Citigroup Bailout-Warrant Trading Suspended by NYSE After Plunge

  • NYSE will apply to SEC to delist Citigroup B Warrants
  • Warrants were auctioned by U.S. in 2011 for 26 cents apiece

The New York Stock Exchange suspended trading of some warrants tied to Citigroup Inc.’s bailout after the value of the contracts plunged.

The exchange acted because the B warrants have “fallen below the NYSE’s continued listing standard requiring the security to maintain an aggregate market value of shares outstanding not less than $1 million,” according to a statement Monday. “NYSE will apply to the Securities and Exchange Commission to delist the warrants pending completion of all applicable procedures, including any appeal by the company of the NYSE regulation staff’s decision.”

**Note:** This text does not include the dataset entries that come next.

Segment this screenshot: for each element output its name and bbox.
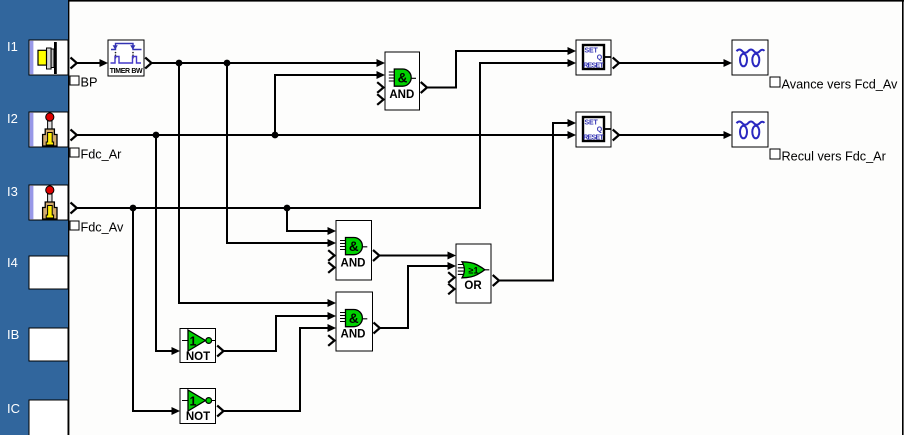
and-gate U1 unconnected input chevrons: [377, 82, 383, 105]
and-gate U2 unconnected input chevrons: [328, 250, 334, 273]
output coil O1: [732, 40, 768, 75]
svg-text:IB: IB: [7, 327, 19, 342]
node square for coil O2: [770, 149, 780, 159]
input I1 block: [29, 40, 68, 75]
wire AND1 out to SR1 SET: [427, 51, 569, 88]
arrowhead into SR1 SET: [568, 47, 577, 55]
and-gate U1 (top AND): [385, 52, 420, 110]
svg-text:I3: I3: [7, 184, 18, 199]
svg-text:RESET: RESET: [583, 135, 604, 142]
arrowhead into AND3 in1: [328, 299, 337, 307]
or-gate U4 output chevron: [493, 275, 499, 286]
junction row1 x227: [224, 60, 231, 67]
svg-text:Fdc_Av: Fdc_Av: [81, 221, 124, 235]
input I1 pushbutton icon: [38, 42, 57, 74]
input I3 output chevron: [71, 203, 77, 214]
sidebar/canvas divider line: [68, 0, 69, 435]
arrowhead into SR1 RESET: [568, 59, 577, 67]
node square for coil O1: [770, 77, 780, 87]
arrowhead into SR2 SET: [568, 119, 577, 127]
timer block TIMER BW: [108, 40, 144, 76]
and-gate U3 unconnected input chevron: [328, 335, 334, 346]
wire AND3 out to OR in2: [380, 266, 449, 328]
input I2 block: [29, 112, 68, 147]
svg-text:RESET: RESET: [583, 63, 604, 70]
svg-text:TIMER BW: TIMER BW: [110, 68, 143, 75]
wire AND2 out to OR in1: [380, 255, 450, 257]
arrowhead into coil O2: [724, 131, 733, 139]
arrowhead into AND2 in1: [328, 227, 337, 235]
node Fdc_Ar square: [70, 148, 79, 157]
svg-text:I1: I1: [7, 39, 18, 54]
arrowhead into OR in2: [448, 262, 457, 270]
latch SR1 output chevron: [613, 58, 619, 69]
junction row2 x275: [272, 132, 279, 139]
wire SR1 out to coil O1: [619, 62, 725, 64]
svg-text:Q: Q: [597, 127, 603, 134]
junction row2 x156: [153, 132, 160, 139]
latch SR2 output chevron: [613, 130, 619, 141]
not-gate U6 (lower NOT): [180, 389, 216, 424]
arrowhead into AND3 in3: [328, 324, 337, 332]
svg-text:AND: AND: [341, 258, 366, 270]
svg-text:I2: I2: [7, 111, 18, 126]
output coil O2: [732, 112, 768, 147]
canvas right frame line: [902, 0, 904, 435]
svg-text:&: &: [349, 239, 359, 254]
junction row1 x179: [176, 60, 183, 67]
svg-text:&: &: [398, 71, 408, 86]
arrowhead into SR2 RESET: [568, 131, 577, 139]
wire TIMER out to AND1 in1: [152, 62, 379, 64]
svg-text:NOT: NOT: [186, 411, 210, 423]
svg-text:I4: I4: [7, 255, 18, 270]
svg-text:Avance vers Fcd_Av: Avance vers Fcd_Av: [782, 78, 899, 92]
or-gate U4: [456, 244, 491, 303]
not-gate U6 output chevron: [217, 406, 223, 417]
svg-text:Fdc_Ar: Fdc_Ar: [81, 148, 123, 162]
svg-text:1: 1: [190, 334, 197, 348]
wire I3 out across and up to SR1 RESET: [77, 63, 569, 208]
and-gate U3 (bottom AND): [336, 292, 373, 351]
wire NOT1 out to AND3 in2: [224, 316, 329, 351]
junction row3 x287: [284, 205, 291, 212]
input I3 limit-switch icon: [43, 186, 57, 219]
input I3 block: [29, 185, 68, 220]
arrowhead into AND1 in2: [377, 71, 386, 79]
svg-text:1: 1: [190, 394, 197, 408]
wire v2: row2 junction down to NOT1 in: [156, 135, 173, 351]
input I4 block (empty): [29, 256, 68, 289]
input IC block (empty): [29, 400, 68, 435]
and-gate U2 (middle AND): [336, 221, 372, 281]
arrowhead into OR in1: [448, 252, 457, 260]
svg-text:IC: IC: [7, 401, 20, 416]
wire v5: row2 junction up to AND1 in2: [275, 75, 378, 135]
arrowhead into AND2 in2: [328, 239, 337, 247]
wire NOT2 out to AND3 in3: [224, 328, 329, 411]
and-gate U2 output chevron: [373, 250, 379, 261]
and-gate U1 output chevron: [421, 82, 427, 93]
and-gate U3 output chevron: [374, 323, 380, 334]
wire I1 out to TIMER in: [77, 62, 100, 64]
input I2 output chevron: [71, 130, 77, 141]
svg-text:Q: Q: [597, 55, 603, 62]
wire OR out to SR2 SET: [499, 123, 569, 281]
arrowhead into TIMER: [100, 59, 109, 67]
input I2 limit-switch icon: [43, 113, 57, 146]
svg-text:AND: AND: [389, 89, 414, 101]
sidebar input rail: [0, 0, 68, 435]
input IB block (empty): [29, 328, 68, 361]
arrowhead into coil O1: [724, 59, 733, 67]
wire I2 out to SR2 RESET: [77, 134, 569, 136]
wire v6: row3 junction down to AND2 in1: [287, 208, 329, 231]
arrowhead into AND3 in2: [328, 312, 337, 320]
not-gate U5 (upper NOT): [180, 329, 216, 364]
svg-text:NOT: NOT: [186, 351, 210, 363]
wire v3: row1 junction down to AND3 in1: [179, 63, 329, 303]
svg-text:BP: BP: [81, 76, 98, 90]
or-gate U4 unconnected input chevrons: [448, 272, 454, 294]
svg-text:AND: AND: [341, 329, 366, 341]
svg-text:Recul vers Fdc_Ar: Recul vers Fdc_Ar: [782, 150, 887, 164]
node BP square: [70, 76, 79, 85]
wire v1: row3 junction down to NOT2 in: [133, 208, 173, 411]
junction row3 x133: [130, 205, 137, 212]
canvas top frame line: [68, 0, 904, 2]
arrowhead into NOT2: [172, 407, 181, 415]
node Fdc_Av square: [70, 221, 79, 230]
wire v4: row1 junction down to AND2 in2: [227, 63, 329, 243]
latch SR2 (SET/RESET): [576, 112, 611, 147]
svg-text:≥1: ≥1: [469, 265, 479, 275]
arrowhead into NOT1: [172, 347, 181, 355]
svg-text:&: &: [349, 311, 359, 326]
input I1 output chevron: [71, 58, 77, 69]
not-gate U5 output chevron: [217, 346, 223, 357]
wire SR2 out to coil O2: [619, 134, 725, 136]
latch SR1 (SET/RESET): [576, 40, 611, 75]
timer output chevron: [145, 58, 151, 69]
svg-text:OR: OR: [464, 280, 482, 292]
arrowhead into AND1 in1: [377, 59, 386, 67]
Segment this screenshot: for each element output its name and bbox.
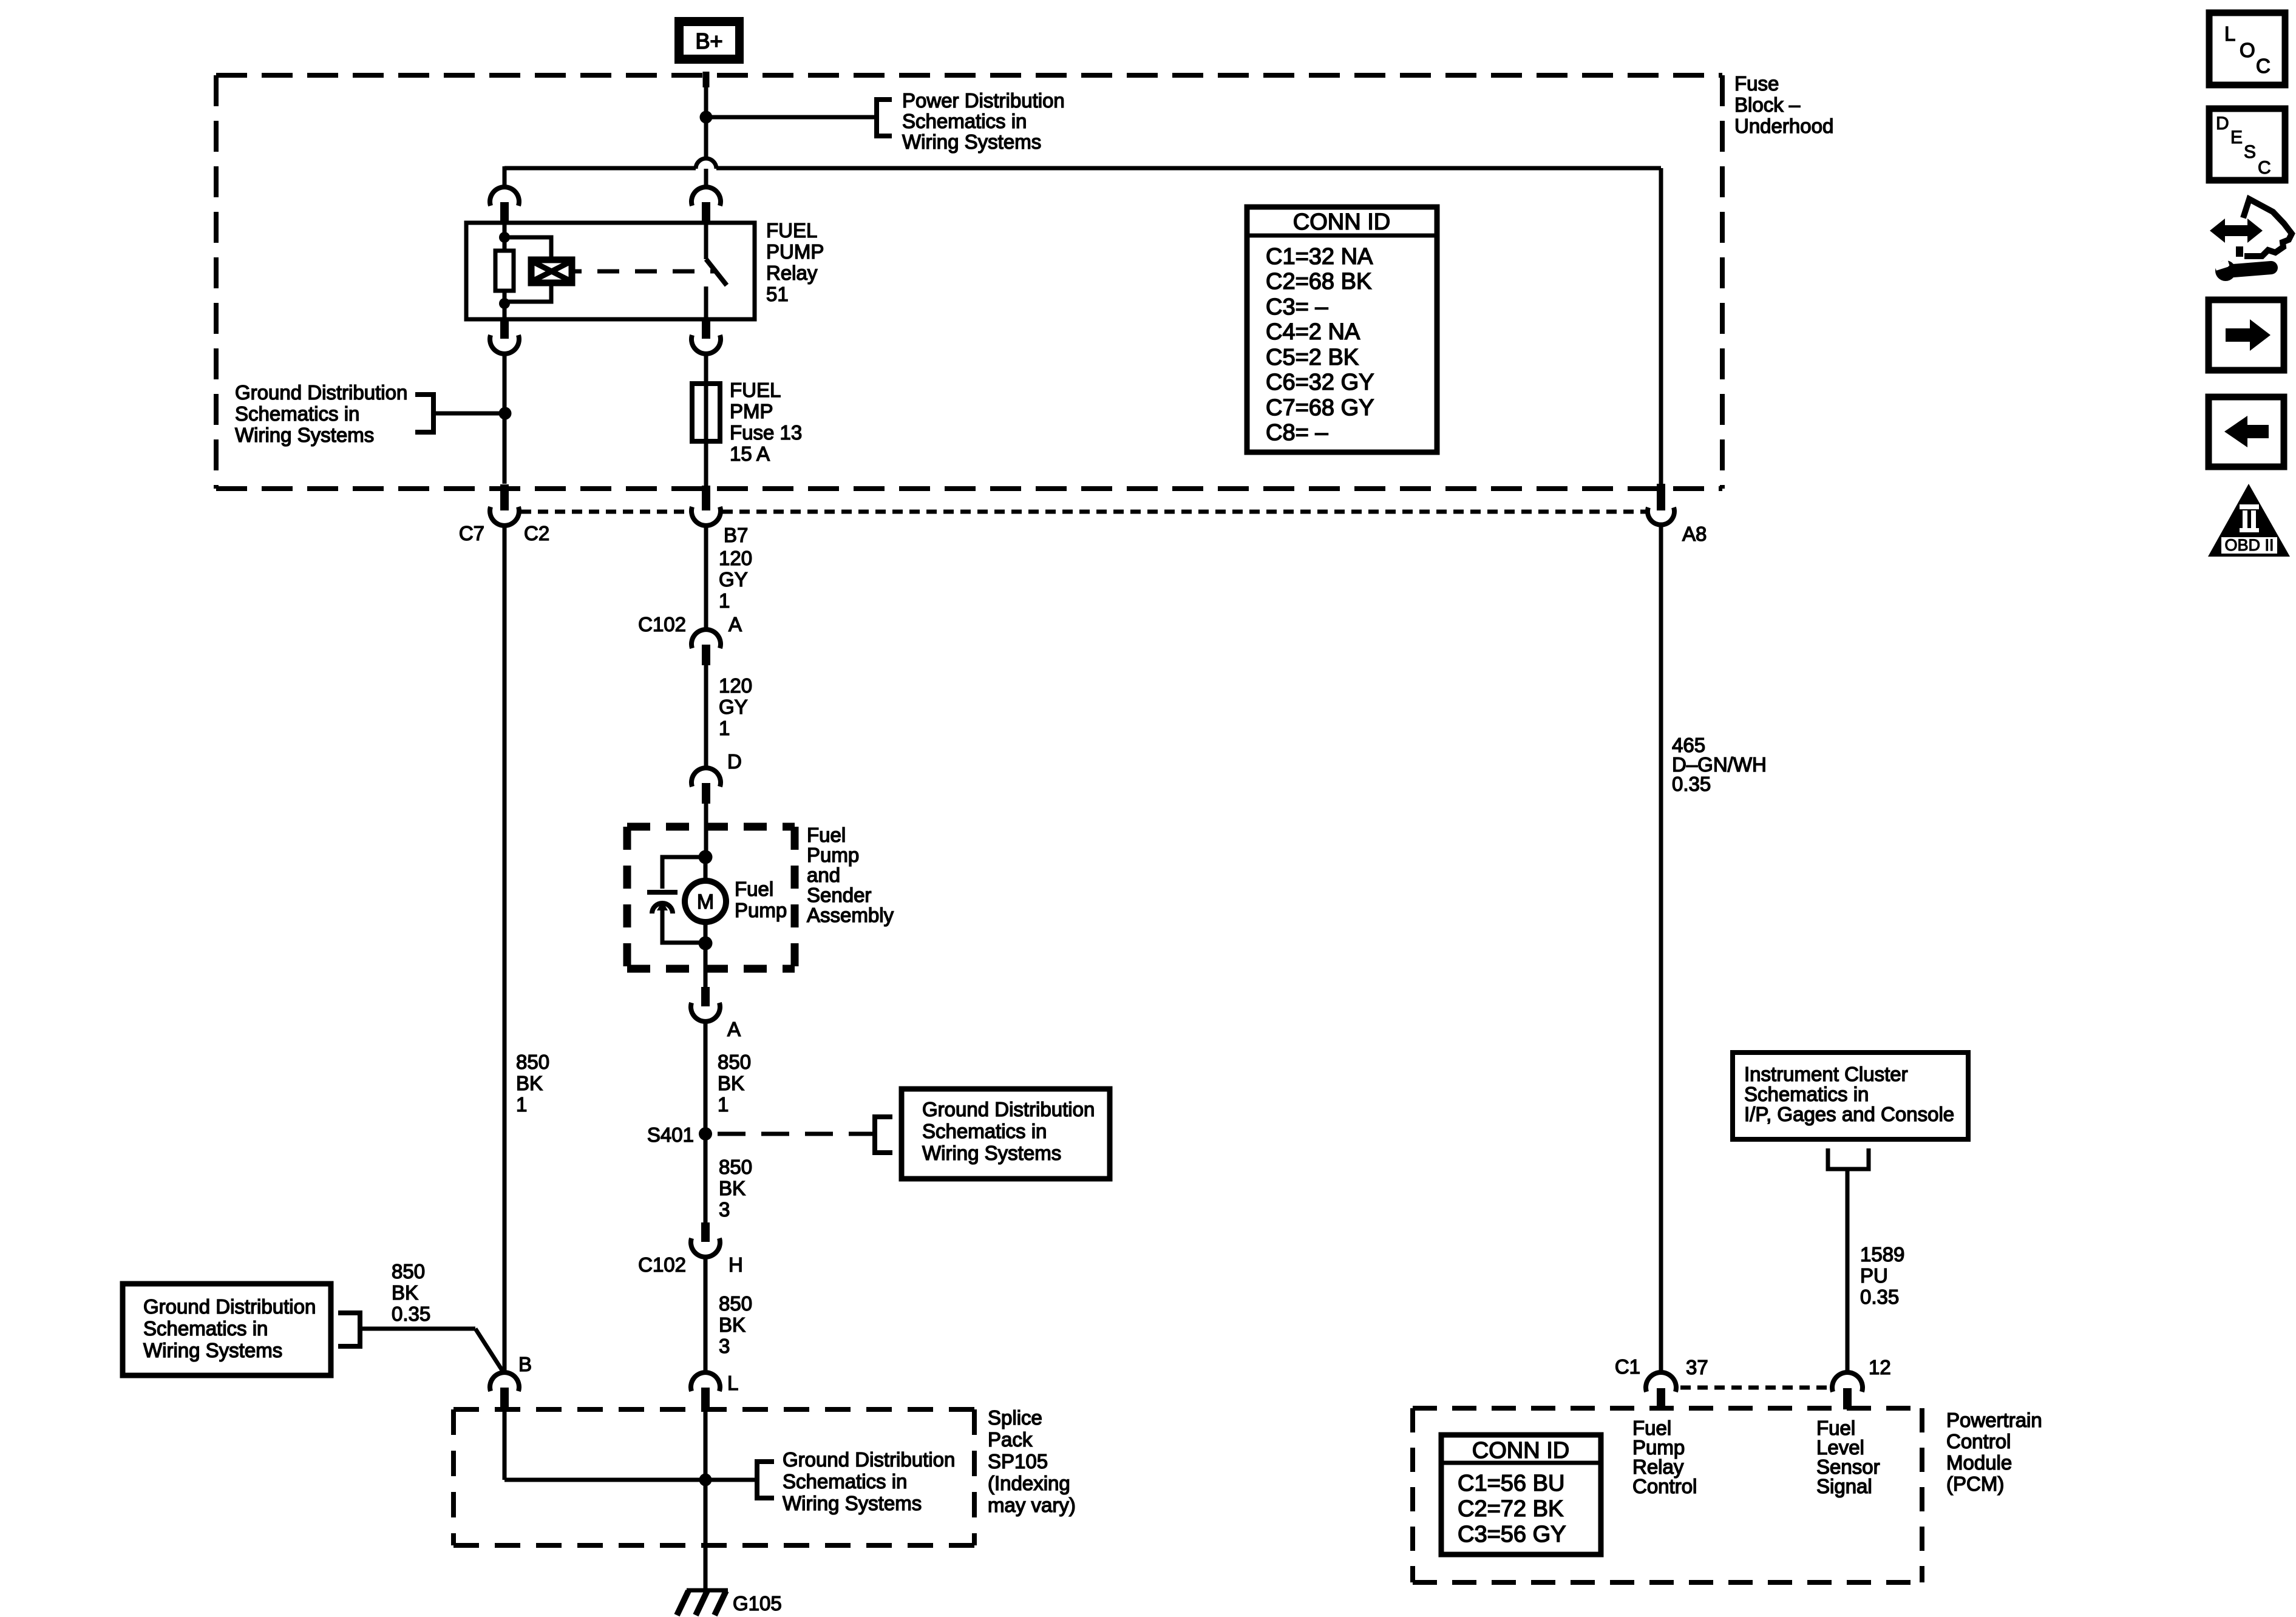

Citigroup B warrants closed today at 0.2 cents apiece, compared with about 6.2 cents at the end of 2013. The contracts allow investors to buy Citigroup stock at $178.50 by Oct. 28, 2018. The shares haven’t traded that high since 2008, adjusted for a reverse split in 2011. The New York-based lender closed Monday at $54.40 and is little changed this year.

The Treasury obtained warrants in banks so that taxpayers could profit from recoveries at companies that were bolstered by the government’s Troubled Asset Relief Program. The U.S. auctioned the B warrants for 26 cents apiece in January 2011. Citigroup A warrants, which allow investors to buy the stock for $106.10 by January 2019, were auctioned at $1.01 a piece and now trade for 32 cents. The combined sales raised about $312 million.

Kamran Mumtaz, a spokesman for Citigroup, declined to comment.